@Nikki hey by the message he wrote to me it sounded more like I’m making him look bad to his family that he’s not being a father . So it’s not even genuine relationship he wants from his son more of proving a point to his family he’s not a deadbeat . And even if he was sincere he wants a relationship with him now I can’t tolerate the whole disrespecting when I’m already doing everything on my own and inconsistency is going to effect my child too.
So he’s doing it just for show instead of genuinely wanting to be in his son’s life. I would try and figure out how to keep him out at this point if he can’t grow up and be a father to your son because he wants to be in his son’s life and be consistent, but now only wants to be around because he looks bad to his family this I don’t see being in your son’s interest. I’m not an expert on this though so I don’t really have advice but he sounds too immature to understand the impact he could have on your son if he’s not 100% dedicated to being a good father.
@Nikki you’re right he’s too immature and only doing it to prove a point he’s not a deadbeat . I’m just going to follow with my instincts and cut all the relationship between him and his son off . Because In the long run from a child prospective too if he sees his dad is being disrespectful to his mum when he comes and on top of that he’s inconsistent in his life that’s going to effect him too. What do you think ?
For sure this will have an impact on him in some way. Before you cut off contact though I’d make sure though he doesn’t try to make some sort of legal case against you. I don’t know him so I’m not sure how far he’d go to prove a point. I’m not sure how he could prove he’s serious about being there for his son. He’s asked to see his son but has he even suggested trying to work out a schedule? Something that would show he’s not just going to ghost again? Is he going to communicate in a civil way? Is he going to actually be there when your son needs him? I’m all for a father being in his child’s life but he’s going to have to show he’s serious about coparenting and being a real father not just the guy who pops by whenever he finds it’s convenient for him.
I’m in the same boat. I’ve cut contact
If I was in that position.. I made it two years without him I can keep doing it. He’s just gonna be added stress to you and the kid and that’s not fair for either of you. He doesn’t actually want to be a dad, I would just ghost him. I wouldn’t want the potential trauma for my child to deal with the inconsistency and feeling unloved.. obviously I don’t know the full story with you, but going off as the little details I have, that’s what I would do.
He abandoned you guys. Straight up. He has no rights. None.
@Nikki even if he does take legal action against me he has criminal record and recently came out of jail too . So I will file for full custody if he does try it . I don’t know the law of by heart but I’m more of the stable parent with a safe environment for my child so they will defo give me full custody .

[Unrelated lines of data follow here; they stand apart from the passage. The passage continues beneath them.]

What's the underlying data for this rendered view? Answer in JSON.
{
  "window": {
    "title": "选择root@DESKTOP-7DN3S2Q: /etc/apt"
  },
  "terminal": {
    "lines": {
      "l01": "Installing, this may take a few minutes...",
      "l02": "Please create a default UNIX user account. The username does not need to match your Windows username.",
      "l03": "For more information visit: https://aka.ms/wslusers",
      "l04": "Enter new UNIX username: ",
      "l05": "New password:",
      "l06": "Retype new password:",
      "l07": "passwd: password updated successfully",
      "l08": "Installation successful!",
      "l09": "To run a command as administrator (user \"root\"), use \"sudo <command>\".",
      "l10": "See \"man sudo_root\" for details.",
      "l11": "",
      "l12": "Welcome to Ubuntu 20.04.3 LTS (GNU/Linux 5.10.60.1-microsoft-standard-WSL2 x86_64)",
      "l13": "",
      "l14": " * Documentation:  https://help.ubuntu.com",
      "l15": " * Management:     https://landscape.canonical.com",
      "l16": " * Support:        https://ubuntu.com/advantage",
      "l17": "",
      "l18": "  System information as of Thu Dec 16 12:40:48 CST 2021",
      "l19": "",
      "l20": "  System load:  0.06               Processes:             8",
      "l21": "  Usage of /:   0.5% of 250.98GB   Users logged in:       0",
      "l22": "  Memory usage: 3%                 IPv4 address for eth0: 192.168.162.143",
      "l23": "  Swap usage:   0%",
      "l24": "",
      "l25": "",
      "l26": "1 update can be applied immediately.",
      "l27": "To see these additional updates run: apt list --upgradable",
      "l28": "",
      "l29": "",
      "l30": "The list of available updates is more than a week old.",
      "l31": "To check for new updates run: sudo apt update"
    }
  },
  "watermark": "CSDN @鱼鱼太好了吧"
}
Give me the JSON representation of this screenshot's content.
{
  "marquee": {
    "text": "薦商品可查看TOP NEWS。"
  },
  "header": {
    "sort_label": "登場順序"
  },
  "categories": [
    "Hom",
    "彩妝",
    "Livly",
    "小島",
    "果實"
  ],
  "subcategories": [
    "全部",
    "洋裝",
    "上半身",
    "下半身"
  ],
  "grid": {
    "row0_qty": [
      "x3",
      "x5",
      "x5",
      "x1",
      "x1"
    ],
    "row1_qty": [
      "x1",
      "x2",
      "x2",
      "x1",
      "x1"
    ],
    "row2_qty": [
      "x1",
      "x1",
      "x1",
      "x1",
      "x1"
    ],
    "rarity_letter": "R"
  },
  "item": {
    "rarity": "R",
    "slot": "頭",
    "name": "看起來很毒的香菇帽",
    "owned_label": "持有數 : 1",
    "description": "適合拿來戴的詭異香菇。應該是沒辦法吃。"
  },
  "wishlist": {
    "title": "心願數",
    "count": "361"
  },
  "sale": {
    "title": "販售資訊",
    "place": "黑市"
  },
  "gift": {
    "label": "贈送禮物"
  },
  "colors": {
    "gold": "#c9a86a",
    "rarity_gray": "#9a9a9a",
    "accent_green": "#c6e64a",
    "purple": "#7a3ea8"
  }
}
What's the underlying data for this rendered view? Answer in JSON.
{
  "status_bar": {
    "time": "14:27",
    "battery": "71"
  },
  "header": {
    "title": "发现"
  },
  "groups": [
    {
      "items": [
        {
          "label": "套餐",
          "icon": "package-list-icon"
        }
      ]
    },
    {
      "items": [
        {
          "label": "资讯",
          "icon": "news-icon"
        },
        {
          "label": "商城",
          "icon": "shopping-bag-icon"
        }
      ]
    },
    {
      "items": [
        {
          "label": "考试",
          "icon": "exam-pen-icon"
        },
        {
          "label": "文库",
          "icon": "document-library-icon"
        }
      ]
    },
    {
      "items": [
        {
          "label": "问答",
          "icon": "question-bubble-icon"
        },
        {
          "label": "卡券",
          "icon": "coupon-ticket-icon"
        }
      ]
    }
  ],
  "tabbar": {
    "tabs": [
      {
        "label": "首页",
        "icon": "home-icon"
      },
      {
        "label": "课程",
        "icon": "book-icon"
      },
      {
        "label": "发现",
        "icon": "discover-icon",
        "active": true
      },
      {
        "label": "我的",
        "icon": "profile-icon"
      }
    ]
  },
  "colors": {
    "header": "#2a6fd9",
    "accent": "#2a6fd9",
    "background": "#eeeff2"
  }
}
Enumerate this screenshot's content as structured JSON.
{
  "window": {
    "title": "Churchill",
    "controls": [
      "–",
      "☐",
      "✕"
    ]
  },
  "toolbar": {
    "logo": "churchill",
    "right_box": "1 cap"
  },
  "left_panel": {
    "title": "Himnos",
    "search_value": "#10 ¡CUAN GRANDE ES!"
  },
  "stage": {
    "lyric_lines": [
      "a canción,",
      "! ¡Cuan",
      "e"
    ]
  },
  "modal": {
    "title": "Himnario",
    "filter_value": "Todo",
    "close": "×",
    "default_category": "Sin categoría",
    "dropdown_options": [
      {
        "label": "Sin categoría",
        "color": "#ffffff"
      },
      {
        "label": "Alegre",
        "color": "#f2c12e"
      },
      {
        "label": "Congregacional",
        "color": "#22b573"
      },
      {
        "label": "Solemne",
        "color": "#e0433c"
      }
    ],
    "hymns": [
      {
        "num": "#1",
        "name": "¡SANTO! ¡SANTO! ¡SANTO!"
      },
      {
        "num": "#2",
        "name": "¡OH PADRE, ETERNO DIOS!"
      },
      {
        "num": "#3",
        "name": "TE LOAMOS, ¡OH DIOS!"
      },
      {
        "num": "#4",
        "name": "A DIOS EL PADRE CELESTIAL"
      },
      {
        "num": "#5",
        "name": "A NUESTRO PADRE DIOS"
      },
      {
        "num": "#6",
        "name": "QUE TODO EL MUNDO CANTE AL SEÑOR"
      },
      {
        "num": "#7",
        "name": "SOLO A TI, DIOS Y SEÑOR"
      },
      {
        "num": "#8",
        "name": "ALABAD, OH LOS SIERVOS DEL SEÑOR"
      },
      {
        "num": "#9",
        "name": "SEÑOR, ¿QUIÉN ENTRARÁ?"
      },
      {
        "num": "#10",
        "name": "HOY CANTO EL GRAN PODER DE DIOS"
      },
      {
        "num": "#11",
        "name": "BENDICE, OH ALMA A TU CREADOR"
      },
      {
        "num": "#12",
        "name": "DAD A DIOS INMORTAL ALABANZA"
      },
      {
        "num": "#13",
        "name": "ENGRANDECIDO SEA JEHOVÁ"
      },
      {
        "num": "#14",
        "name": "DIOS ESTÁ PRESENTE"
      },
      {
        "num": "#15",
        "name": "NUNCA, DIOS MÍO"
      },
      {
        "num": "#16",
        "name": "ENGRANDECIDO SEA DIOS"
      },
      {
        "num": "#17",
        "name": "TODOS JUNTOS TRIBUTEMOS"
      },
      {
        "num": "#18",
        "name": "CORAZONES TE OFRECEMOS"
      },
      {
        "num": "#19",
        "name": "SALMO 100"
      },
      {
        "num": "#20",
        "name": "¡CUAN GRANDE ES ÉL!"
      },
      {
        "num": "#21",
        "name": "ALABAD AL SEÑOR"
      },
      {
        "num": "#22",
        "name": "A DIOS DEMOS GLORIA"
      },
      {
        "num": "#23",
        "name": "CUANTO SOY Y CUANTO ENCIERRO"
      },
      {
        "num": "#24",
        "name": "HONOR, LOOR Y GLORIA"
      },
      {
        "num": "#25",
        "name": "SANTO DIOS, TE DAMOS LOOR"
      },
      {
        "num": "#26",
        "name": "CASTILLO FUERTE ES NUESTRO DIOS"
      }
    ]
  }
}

@Sarah how are you dealing with it ? Does his family give you a headache too
This is good just keep on doing what you’ve been doing then.
I’m not sure this counts as you cutting ties if he blocked you and never asked about his son for 2 years. He’s a stranger to your son is he demanding to see him for what a few minutes or hours to ghost again or is he demanding to be in his life? Because those are 2 very different things.